Sepulang dari kampus, Araska tergesa-gesa membuka pintu kamar. Ia menghempaskan tas ranselnya di kasur. Lelaki itu ingin segera menuntaskan rasa penasarannya sedari tadi. Penasaran pada gadis yang dulu ia kenal begitu dekat, sering ia tolong, sampai-sampai gadis itu pernah tersesat pada kebaikannya.
Ndri?
Andri?
Bagaimana bisa gadis itu berubah menjadi Andri. Pertanyaan itu kian menjadi-jadi di kepala Araska.
Araska membuka laci nakas di samping tempat tidurnya. Ia mencari foto seorang gadis dekil korban bullying yang dilakukan teman sekelasnya. Foto yang pernah ia ambil di datfar nama siswa kelasnya, dulu saat ia masih SMP. Untung saja waktu itu wali kelas menyuruhnya untuk membuat sebuah map, yang berisi daftar nama siswa kelas mereka beserta fotonya. Saat gadis itu tak lagi datang ke sekolah, Araska mengambil foto itu.

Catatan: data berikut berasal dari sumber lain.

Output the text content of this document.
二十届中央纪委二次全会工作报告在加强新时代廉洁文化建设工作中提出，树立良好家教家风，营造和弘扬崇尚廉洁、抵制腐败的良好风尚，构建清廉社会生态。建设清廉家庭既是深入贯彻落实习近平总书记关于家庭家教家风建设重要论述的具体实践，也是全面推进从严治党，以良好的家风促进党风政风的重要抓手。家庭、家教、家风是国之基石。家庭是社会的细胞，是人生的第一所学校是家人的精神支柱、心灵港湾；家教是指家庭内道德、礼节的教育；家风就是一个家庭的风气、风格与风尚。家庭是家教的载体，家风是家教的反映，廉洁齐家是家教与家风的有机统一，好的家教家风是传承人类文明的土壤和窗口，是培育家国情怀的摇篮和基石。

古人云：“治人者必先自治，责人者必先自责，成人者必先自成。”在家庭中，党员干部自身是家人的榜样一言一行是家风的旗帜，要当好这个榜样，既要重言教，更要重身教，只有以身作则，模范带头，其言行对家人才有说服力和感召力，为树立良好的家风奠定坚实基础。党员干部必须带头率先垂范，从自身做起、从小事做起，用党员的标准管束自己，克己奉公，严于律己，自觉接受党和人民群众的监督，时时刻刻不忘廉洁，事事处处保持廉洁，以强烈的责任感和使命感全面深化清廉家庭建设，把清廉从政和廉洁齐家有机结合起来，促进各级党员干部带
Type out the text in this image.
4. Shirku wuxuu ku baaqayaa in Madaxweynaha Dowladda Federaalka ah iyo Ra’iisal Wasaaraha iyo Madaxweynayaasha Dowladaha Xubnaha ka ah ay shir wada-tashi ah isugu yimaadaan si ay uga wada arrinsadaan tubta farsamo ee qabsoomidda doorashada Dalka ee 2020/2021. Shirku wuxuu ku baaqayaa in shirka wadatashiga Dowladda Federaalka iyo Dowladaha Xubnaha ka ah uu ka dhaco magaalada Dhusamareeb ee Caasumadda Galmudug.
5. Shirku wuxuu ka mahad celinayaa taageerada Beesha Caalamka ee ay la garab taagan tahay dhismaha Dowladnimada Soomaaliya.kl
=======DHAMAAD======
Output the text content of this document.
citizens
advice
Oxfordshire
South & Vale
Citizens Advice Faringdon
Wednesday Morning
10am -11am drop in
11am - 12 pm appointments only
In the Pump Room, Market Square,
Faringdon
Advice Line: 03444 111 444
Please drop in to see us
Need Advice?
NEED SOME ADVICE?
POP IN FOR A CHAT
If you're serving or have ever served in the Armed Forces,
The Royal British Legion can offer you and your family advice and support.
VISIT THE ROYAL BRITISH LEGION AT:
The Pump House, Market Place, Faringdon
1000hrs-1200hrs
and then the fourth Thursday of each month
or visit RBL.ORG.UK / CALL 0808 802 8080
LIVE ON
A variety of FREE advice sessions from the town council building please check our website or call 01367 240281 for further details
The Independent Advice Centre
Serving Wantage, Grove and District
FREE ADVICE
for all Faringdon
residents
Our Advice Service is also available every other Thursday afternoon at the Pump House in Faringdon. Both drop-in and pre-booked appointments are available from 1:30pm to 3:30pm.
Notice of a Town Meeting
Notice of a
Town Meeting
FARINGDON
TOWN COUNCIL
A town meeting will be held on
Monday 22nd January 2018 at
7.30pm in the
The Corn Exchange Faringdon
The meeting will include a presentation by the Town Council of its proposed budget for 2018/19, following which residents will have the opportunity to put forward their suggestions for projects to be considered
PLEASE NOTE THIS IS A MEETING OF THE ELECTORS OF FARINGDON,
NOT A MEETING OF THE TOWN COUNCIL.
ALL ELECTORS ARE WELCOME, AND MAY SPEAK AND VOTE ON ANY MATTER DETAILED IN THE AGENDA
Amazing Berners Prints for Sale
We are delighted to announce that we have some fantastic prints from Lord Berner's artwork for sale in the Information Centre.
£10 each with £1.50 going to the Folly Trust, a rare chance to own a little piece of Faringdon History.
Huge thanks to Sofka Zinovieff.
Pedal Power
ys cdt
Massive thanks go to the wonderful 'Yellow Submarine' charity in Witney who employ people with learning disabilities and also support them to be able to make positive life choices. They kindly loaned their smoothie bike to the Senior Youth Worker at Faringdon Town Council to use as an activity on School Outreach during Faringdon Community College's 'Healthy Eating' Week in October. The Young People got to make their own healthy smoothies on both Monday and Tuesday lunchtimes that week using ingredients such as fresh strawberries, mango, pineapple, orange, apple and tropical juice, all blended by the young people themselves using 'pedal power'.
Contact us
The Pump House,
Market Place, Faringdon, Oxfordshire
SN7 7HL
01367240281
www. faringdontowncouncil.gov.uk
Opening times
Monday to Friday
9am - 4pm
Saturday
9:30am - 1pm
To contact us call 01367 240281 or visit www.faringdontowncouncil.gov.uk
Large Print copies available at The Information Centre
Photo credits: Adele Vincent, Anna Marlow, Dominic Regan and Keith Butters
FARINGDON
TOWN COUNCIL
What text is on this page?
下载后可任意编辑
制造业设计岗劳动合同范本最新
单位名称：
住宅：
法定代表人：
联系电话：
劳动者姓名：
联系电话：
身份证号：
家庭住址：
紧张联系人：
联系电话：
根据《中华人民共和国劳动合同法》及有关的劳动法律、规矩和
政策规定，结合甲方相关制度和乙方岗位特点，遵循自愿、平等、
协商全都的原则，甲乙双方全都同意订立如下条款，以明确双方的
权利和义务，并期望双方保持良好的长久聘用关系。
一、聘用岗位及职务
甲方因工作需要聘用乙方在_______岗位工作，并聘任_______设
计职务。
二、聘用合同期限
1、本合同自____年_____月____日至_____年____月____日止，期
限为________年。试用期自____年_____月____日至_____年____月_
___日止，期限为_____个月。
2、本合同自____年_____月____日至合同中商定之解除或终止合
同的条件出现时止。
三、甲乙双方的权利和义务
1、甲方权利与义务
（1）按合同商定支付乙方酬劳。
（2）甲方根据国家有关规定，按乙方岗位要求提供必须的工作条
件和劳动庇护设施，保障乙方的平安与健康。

Awalnya hanya untuk kenangan, tapi saat ini ia merasa foto itu benar-benar berguna untuk menganalisa wajah Andri dengan gadis di masa lalunya.
Ketemu. Araska menemukan selembar foto berlatar merah. Masih jelas terlihat wajah itu. Bibir tebal, mata bulat dengan alis yang juga sedikit tebal. Pipi tirusnya, juga rambut ikal awut-awutan yang diikat menggunakan karet gelang.
Araska menganalisa seorang diri. Kembali ia membayangkan saat tadi mereka bertemu di selasar. Wajah itu sangat mirip, meski telah banyak bermetamorfosis menjadi lebih baik.
Araska baru menyadari bahwa bibir yang dulu terlihat tebal, sekarang nampak lebih seksi. Terlihat dari bagaimana gadis itu mengulum bibirnya, dan tersenyum saat ada teman menyapa. Araska baru menyadari bahwa senyum itu terlalu indah. Rambut ikal itu sekarang tampak lebih terawat, Araska yakin rambutnya sangat lembut meski ia tak pernah membelainya. Ah, Araska membenci pikirannya.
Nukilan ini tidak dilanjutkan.